Dengan marah mengguncang lengan bajunya, sang kaisar mengisyaratkan bahwa gadis pelayan itu akan mengangkat meja batu, menyajikan teh yang harum, dan kemudian duduk kembali di kursi, memandang Yu Wencong, dan berkata dengan suara dingin: "Aku telah berada dalam cuaca yang baik selama 100 tahun terakhir. , Cathay Pacific dan Min'an. Hal terbesar adalah tidak lebih dari perkelahian narapidana lima puluh tahun yang lalu, dan pembunuhan hantu tujuh lebih dari dua bulan yang lalu. Apakah sekarang lagi, apakah ini sesuatu yang lebih besar dari dua hal ini? "

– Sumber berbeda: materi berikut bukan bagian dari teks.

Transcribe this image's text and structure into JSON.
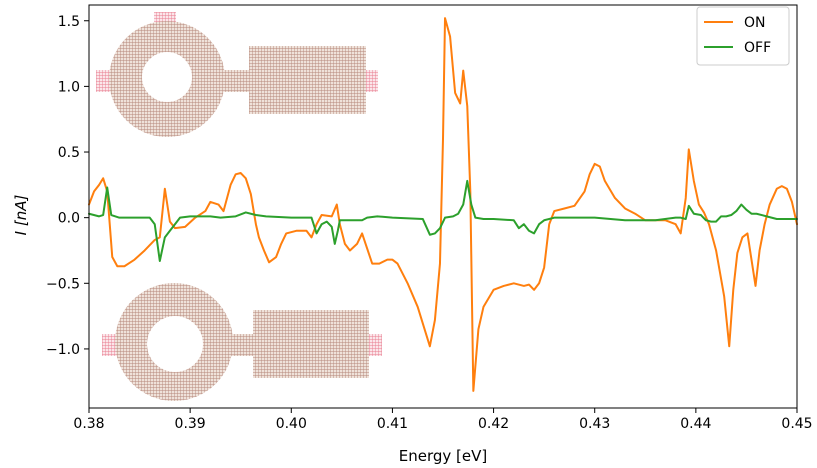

Kaisar, yang sedang memegang mangkuk teh dan akan minum teh, tiba-tiba merosot, dan wajahnya tiba-tiba menjadi serius. Dia memandang Yu Wencong dan berkata, "Siapa yang mati kali ini?"


“Senang Penatua Lin Liu, Lin Zitian!” Yu Wencong berlutut di tanah, mengatakan dengan hati-hati.


Kelopak matanya bergetar tanpa sadar. Kaisar menghela napas dalam-dalam, dengan ringan menjepit mangkuk teh, dan mengeluarkan suara menggantung: "Lin Zitian ... Meskipun itu juga merupakan hal pribadi, bagaimanapun juga, ini tidak sebagus peran You Guiqi. Alas, mati, mati. Benar Sekarang, siapa yang membunuh? "


"Luojia Butler, Zhuofan!"


"Apa, itu dia lagi?" Kaisar mengangkat alisnya dan menggelengkan kepalanya tak berdaya: "Anak ini benar-benar mampu menyebabkan masalah. Dia pertama-tama memprovokasi Lembah Hantu, dan kemudian memprovokasi hutan bahagia. Hah, itu bukan kontrol diri, itu harus mati. Aku tidak tahu bagaimana cara membunuhnya Ghost Seven, saya benar-benar berpikir dia adalah manusia! "


"Tapi Yang Mulia, anak ini adalah andalan keluarga Luo. Jika dia dalam kesulitan, itu akan menjadi pukulan bagi keluarga Luo. Pada saat yang sama, mutiaramu secara rahasia dipesan ..."


"Aku tahu, aku tahu!" Dia tersenyum dan melambaikan tangannya. Kaisar memandangi Pak Sima, dan matanya bersinar cerah, seolah-olah dia telah melihat menembus hatinya. Dia tersenyum dan berkata, "Aku harus memiliki hati cinta lagi dari Pak Sima, aku ingin membantu Anak ini dapat membantu. "


"Hahaha ... Membantu dia berarti membantu keluarga Luo, yaitu, membantu Yang Mulia ..."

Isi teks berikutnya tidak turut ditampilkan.